Methods . Transferrin (Tf) was covalently bound to the Dox-loaded palmitoylated glycol chitosan (GCP) vesicles using dimethylsuber- imidate (DMSI). For comparison, glucose targeted niosomes were prepared using N-palmitoyl glucosamine. Biological properties were studied using confocal microscopy, flow cytometry, and cytotoxicity assays as well as a mouse xenograft model.
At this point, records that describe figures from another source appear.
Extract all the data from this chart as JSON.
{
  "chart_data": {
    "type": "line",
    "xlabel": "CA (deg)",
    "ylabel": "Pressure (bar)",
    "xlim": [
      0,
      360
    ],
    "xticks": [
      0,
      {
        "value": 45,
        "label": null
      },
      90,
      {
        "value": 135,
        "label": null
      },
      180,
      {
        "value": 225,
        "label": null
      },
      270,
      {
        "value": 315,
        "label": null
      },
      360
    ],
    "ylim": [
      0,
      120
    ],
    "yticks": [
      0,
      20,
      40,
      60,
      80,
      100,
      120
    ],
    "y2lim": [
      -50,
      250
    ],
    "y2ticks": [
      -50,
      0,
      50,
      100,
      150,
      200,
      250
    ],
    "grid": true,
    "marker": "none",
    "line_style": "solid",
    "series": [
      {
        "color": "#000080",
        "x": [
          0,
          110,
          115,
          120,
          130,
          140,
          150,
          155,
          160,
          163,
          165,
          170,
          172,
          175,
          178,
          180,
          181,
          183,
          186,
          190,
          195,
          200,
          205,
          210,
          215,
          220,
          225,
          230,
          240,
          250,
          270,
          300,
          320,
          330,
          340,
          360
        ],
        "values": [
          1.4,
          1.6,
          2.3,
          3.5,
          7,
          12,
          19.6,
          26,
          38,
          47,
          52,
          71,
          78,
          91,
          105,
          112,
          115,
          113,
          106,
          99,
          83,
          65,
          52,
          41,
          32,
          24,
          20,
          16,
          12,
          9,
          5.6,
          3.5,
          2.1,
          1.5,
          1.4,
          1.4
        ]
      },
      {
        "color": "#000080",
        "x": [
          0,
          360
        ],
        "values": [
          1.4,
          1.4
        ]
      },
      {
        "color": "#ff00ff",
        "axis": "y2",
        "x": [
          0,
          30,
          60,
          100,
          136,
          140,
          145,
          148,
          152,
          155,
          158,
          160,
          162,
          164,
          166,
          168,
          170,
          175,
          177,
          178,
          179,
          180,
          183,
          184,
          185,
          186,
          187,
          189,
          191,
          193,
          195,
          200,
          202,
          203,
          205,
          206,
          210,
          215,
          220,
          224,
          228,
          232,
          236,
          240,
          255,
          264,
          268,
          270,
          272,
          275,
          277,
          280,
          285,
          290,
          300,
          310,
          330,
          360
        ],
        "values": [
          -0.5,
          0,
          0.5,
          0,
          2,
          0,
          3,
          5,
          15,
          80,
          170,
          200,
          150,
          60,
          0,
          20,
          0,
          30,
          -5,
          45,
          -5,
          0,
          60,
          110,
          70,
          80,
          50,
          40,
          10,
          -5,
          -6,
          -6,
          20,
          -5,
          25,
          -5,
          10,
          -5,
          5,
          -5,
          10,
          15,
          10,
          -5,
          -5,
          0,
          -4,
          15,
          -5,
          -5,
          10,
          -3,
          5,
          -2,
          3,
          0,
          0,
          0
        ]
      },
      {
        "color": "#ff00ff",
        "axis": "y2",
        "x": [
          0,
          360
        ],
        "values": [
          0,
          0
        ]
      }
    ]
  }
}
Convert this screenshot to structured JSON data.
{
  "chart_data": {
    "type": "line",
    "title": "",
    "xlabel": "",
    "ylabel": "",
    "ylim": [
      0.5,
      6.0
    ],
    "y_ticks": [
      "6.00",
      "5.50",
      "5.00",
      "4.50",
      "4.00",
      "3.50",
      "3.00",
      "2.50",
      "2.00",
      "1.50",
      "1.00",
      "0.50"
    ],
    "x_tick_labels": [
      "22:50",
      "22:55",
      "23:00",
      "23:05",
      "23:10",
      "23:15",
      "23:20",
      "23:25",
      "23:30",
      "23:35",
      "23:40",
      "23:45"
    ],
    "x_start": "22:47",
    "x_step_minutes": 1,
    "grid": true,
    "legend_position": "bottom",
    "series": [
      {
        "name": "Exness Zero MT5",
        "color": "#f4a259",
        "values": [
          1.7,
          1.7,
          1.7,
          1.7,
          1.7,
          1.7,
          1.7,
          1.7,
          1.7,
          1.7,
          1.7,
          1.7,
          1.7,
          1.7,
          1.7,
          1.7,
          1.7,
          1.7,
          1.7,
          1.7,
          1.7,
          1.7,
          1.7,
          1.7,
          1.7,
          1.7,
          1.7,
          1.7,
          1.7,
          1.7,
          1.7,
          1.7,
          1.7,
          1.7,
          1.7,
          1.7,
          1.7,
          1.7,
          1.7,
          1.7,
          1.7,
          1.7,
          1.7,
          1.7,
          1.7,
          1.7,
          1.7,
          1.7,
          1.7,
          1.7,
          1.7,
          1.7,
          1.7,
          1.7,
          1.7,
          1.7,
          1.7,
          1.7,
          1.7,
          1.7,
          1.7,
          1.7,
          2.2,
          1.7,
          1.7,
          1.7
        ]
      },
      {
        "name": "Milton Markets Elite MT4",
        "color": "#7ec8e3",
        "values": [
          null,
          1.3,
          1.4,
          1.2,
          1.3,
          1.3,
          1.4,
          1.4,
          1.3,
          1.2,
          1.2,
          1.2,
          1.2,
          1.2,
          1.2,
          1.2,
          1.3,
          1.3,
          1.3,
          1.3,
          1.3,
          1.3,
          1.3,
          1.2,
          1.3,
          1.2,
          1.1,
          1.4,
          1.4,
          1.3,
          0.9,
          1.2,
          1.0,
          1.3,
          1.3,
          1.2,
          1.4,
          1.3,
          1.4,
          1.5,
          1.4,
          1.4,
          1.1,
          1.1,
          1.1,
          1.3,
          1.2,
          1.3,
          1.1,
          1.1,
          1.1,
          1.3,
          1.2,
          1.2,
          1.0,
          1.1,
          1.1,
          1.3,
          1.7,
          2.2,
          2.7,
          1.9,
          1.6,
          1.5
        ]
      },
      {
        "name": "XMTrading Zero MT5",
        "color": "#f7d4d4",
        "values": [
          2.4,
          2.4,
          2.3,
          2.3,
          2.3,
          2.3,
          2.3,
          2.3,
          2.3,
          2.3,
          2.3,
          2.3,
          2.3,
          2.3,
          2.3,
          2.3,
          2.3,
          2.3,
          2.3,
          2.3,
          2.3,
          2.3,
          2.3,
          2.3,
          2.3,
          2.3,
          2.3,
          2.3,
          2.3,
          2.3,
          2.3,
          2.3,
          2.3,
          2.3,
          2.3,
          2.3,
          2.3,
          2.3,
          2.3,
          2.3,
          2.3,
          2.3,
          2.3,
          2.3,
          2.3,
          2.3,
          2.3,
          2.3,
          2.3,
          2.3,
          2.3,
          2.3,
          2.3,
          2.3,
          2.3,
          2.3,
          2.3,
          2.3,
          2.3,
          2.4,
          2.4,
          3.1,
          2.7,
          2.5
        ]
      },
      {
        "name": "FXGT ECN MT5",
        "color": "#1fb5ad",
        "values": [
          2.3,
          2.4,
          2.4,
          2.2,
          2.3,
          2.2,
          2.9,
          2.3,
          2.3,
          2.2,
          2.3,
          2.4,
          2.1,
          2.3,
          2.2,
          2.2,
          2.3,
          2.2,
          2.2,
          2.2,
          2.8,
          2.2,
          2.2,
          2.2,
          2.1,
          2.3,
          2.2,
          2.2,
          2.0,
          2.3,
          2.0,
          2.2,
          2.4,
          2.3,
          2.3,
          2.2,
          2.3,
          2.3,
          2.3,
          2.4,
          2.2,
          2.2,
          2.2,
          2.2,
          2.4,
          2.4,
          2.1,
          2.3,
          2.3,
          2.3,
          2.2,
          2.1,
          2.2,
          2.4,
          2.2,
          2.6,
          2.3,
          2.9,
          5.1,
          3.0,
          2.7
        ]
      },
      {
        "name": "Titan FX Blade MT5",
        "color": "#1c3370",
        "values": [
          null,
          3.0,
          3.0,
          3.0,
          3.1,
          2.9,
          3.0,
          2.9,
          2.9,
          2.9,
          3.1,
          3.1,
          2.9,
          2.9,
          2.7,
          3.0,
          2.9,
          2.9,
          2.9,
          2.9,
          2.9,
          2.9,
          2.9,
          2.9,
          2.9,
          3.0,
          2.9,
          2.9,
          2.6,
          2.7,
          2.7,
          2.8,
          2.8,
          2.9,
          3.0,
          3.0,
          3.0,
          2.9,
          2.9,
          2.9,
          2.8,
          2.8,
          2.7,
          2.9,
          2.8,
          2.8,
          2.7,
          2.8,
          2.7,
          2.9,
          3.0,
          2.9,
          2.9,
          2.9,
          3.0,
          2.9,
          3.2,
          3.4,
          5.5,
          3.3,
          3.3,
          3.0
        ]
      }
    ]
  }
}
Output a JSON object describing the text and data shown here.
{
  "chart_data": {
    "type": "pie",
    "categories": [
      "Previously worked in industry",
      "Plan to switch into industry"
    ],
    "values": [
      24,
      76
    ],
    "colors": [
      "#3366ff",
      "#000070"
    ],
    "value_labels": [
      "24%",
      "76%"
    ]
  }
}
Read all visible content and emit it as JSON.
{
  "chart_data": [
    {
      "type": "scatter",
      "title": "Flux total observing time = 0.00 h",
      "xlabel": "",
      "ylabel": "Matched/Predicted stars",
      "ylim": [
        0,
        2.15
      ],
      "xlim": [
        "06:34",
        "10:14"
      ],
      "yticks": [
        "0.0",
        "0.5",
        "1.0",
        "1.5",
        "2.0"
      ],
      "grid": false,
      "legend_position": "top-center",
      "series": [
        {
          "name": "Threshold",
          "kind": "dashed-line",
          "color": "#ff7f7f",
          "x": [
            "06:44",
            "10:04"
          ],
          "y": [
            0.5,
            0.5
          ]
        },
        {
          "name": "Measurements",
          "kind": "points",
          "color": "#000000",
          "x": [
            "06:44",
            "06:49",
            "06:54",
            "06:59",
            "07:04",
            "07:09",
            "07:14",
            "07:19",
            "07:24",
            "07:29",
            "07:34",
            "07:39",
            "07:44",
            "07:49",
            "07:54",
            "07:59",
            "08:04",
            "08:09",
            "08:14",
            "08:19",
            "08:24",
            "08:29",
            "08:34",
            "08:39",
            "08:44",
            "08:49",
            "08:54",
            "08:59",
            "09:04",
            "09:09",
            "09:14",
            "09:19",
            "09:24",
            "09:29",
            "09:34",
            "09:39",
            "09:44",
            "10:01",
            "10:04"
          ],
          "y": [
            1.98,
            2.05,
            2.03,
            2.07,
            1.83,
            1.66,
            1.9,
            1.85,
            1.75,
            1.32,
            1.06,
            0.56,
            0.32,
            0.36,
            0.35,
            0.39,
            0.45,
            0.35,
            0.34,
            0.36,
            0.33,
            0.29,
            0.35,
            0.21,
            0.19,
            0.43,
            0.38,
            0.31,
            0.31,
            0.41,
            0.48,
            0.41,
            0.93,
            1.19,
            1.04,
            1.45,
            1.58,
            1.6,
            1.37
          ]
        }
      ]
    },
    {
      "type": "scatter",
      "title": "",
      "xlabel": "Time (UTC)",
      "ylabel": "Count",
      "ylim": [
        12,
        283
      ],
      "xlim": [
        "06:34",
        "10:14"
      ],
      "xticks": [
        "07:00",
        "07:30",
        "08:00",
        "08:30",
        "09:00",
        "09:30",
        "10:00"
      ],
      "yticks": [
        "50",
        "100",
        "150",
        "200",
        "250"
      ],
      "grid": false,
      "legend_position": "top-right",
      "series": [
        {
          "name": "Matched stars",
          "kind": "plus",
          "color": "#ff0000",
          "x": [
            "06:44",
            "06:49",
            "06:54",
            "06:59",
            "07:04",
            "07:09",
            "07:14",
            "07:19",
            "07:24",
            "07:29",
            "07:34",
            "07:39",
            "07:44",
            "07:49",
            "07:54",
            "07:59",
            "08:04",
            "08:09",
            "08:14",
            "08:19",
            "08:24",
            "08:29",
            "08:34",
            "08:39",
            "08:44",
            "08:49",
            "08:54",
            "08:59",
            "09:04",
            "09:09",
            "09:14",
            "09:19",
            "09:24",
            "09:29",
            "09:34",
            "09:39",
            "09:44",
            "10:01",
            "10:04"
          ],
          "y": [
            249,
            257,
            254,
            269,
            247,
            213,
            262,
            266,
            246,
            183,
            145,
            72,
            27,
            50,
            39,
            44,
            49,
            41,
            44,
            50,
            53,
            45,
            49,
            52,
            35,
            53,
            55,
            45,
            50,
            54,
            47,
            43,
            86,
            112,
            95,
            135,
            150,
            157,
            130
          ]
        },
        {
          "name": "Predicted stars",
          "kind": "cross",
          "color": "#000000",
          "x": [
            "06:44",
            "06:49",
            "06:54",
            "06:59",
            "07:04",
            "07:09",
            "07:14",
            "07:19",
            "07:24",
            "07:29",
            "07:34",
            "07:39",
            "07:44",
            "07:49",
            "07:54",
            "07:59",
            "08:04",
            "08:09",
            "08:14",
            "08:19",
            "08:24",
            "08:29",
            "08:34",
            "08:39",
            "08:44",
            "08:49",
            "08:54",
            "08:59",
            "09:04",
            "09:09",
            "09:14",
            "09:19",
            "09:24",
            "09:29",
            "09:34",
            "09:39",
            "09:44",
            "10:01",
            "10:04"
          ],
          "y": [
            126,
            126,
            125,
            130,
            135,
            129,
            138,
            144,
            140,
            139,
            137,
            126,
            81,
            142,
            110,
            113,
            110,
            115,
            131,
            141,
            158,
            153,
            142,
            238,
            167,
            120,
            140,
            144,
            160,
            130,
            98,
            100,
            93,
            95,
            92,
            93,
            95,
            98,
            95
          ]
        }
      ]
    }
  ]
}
Results . Tf vesicles were taken up rapidly with a plateau after 1-2 h and Dox reached the nucleus after 60-90 min. Uptake was not increased with the use of glucose ligands, but higher uptake and increased cytotoxicity were observed for Tf targeted as compared to GCP Dox alone. In the drug-resistant A2780AD cells and in A431 cells, the relative increase in activity was significantly higher for the Tf-GCP vesicles than would have been expected from the uptake studies. All vesicle formulations had a superior in vivo safety profile compared to the free drug.
Conclusions . The in vitro advantage of targeted Tf vesicles did not translate into a therapeutic advantage in vivo. All vesicles reduced tumor size on day 2 but were overall less active than the free drug.